从表中查找排名前1000的条目以及计数和排名 [英] Find Top 1000 entries along with count and rank from table
问题描述
我在Redshift中有一个表,其中包含约300亿行,结构如下,
I have a table with around 30 billions rows in Redshift with following structure,
userid itemid country start_date
uid1 itemid1 country1 2018-07-25 00:00:00
uid2 itemid2 country1 2018-07-25 00:00:00
uid3 itemid1 country2 2018-07-25 00:00:00
uid4 itemid3 country1 2018-07-25 00:00:00
uid5 itemid1 country1 2018-07-25 00:00:00
uid1 itemid2 country2 2018-07-25 00:00:00
uid2 itemid2 country2 2018-07-25 00:00:00
在这里,我想查找有多少不重复用户购买的商品,然后为每个国家/地区和start_date选择最畅销的1000个商品.在这里,商品的等级和销售次数都是必需的.

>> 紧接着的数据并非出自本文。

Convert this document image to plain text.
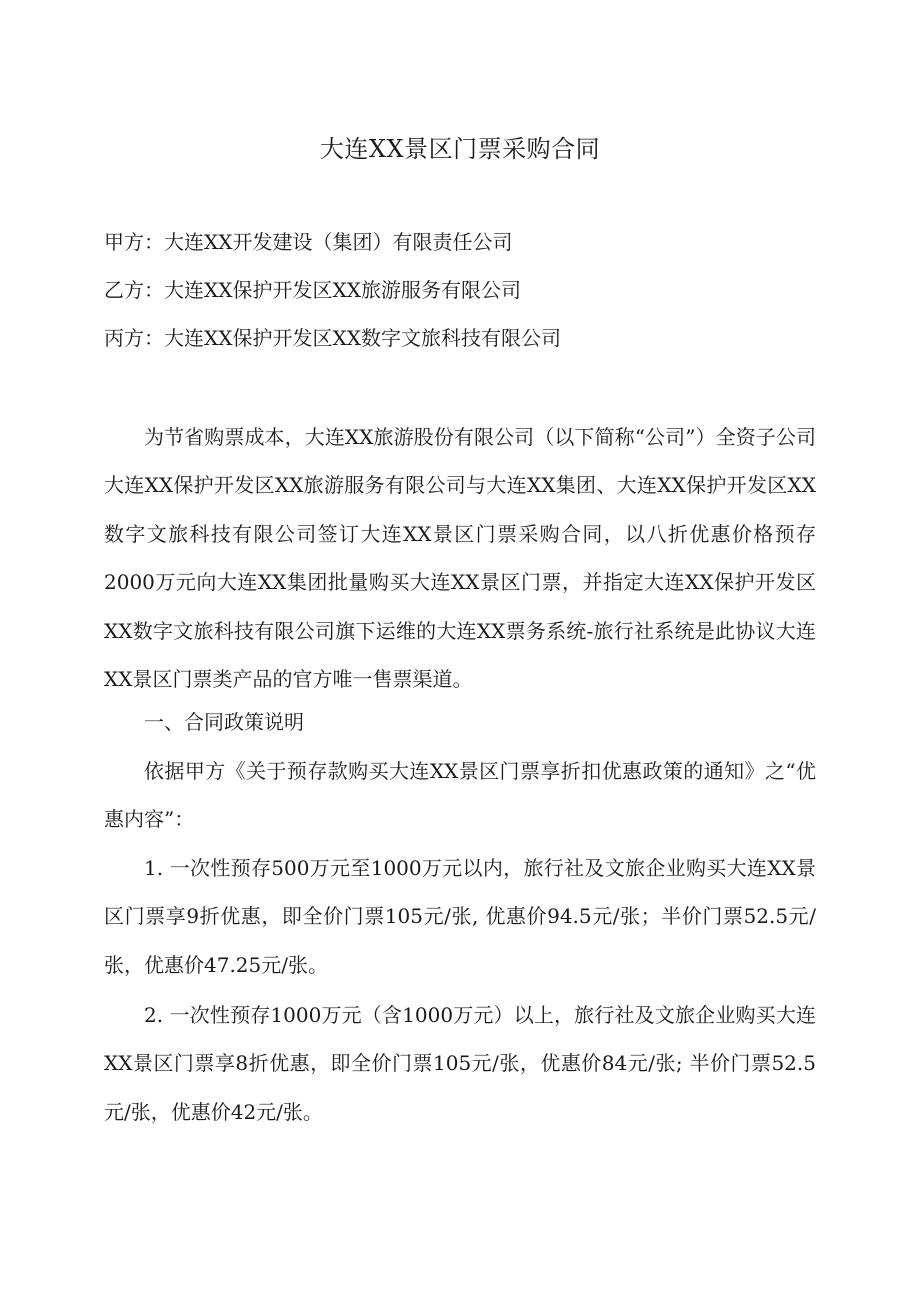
大连XX景区门票采购合同
甲方：大连XX开发建设（集团）有限责任公司
乙方：大连XX保护开发区XX旅游服务有限公司
丙方：大连XX保护开发区XX数字文旅科技有限公司
为节省购票成本，大连XX旅游股份有限公司（以下简称“公司”）全资子公司大连XX保护开发区XX旅游服务有限公司与大连XX集团、大连XX保护开发区XX数字文旅科技有限公司签订大连XX景区门票采购合同，以八折优惠价格预存2000万元向大连XX集团批量购买大连XX景区门票，并指定大连XX保护开发区XX数字文旅科技有限公司旗下运维的大连XX票务系统-旅行社系统是此协议大连XX景区门票类产品的官方唯一售票渠道。
一、合同政策说明
依据甲方《关于预存款购买大连XX景区门票享折扣优惠政策的通知》之“优惠内容”：
1. 一次性预存500万元至1000万元以内，旅行社及文旅企业购买大连XX景区门票享9折优惠，即全价门票105元/张, 优惠价94.5元/张；半价门票52.5元/张，优惠价47.25元/张。
2. 一次性预存1000万元（含1000万元）以上，旅行社及文旅企业购买大连XX景区门票享8折优惠，即全价门票105元/张，优惠价84元/张; 半价门票52.5元/张，优惠价42元/张。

Here, I want to find item's are bought by how many unique users and then pick top 1000 most sold item for each country and start_date. Here, both rank and number of times item sold is required.
预期会有以下输出
itemid country sold_count start_date
itemid1 country1 2 2018-07-25 00:00:00
itemid2 country2 2 2018-07-25 00:00:00
itemid1 country2 1 2018-07-25 00:00:00
itemid2 country1 1 2018-07-25 00:00:00
itemid3 country1 1 2018-07-25 00:00:00
我正在尝试实现等级函数,但没有得到预期的结果.
I am trying to implement rank function but I am not getting expected result.
我正在尝试跟踪查询,
select itemid, start_date, Rank() over (partition by itemid order by
count(distinct(userid)) desc) as rank1
from table_name
group by item_id, start_date
order by rank1 desc;
此外,我想有一个列,用于按国家和起始日期对不合法的用户ID购买的item_id组进行计数.在上面的查询中,我忽略了country列以简化查询.
Also, I want to have a column for count of unqiue userid bought item_id group by country and start_date. In the above query, I have ignored country column to simplify the query.
请帮助我.
推荐答案
如果我认为版本"表示国家",那么我认为你想要:
If I assume that "version" means "country", then I think you want:
select *
from (select itemid, country, start_date, count(distinct userid) as num_users,
row_number() over (partition by country, start_date
order by count(distinct userid) desc
) as seqnum
from table_name
group by item_id, country, start_date
) x
where seqnum <= 1000
这篇关于从表中查找排名前1000的条目以及计数和排名的文章就介绍到这了,希望我们推荐的答案对大家有所帮助,也希望大家多多支持IT屋!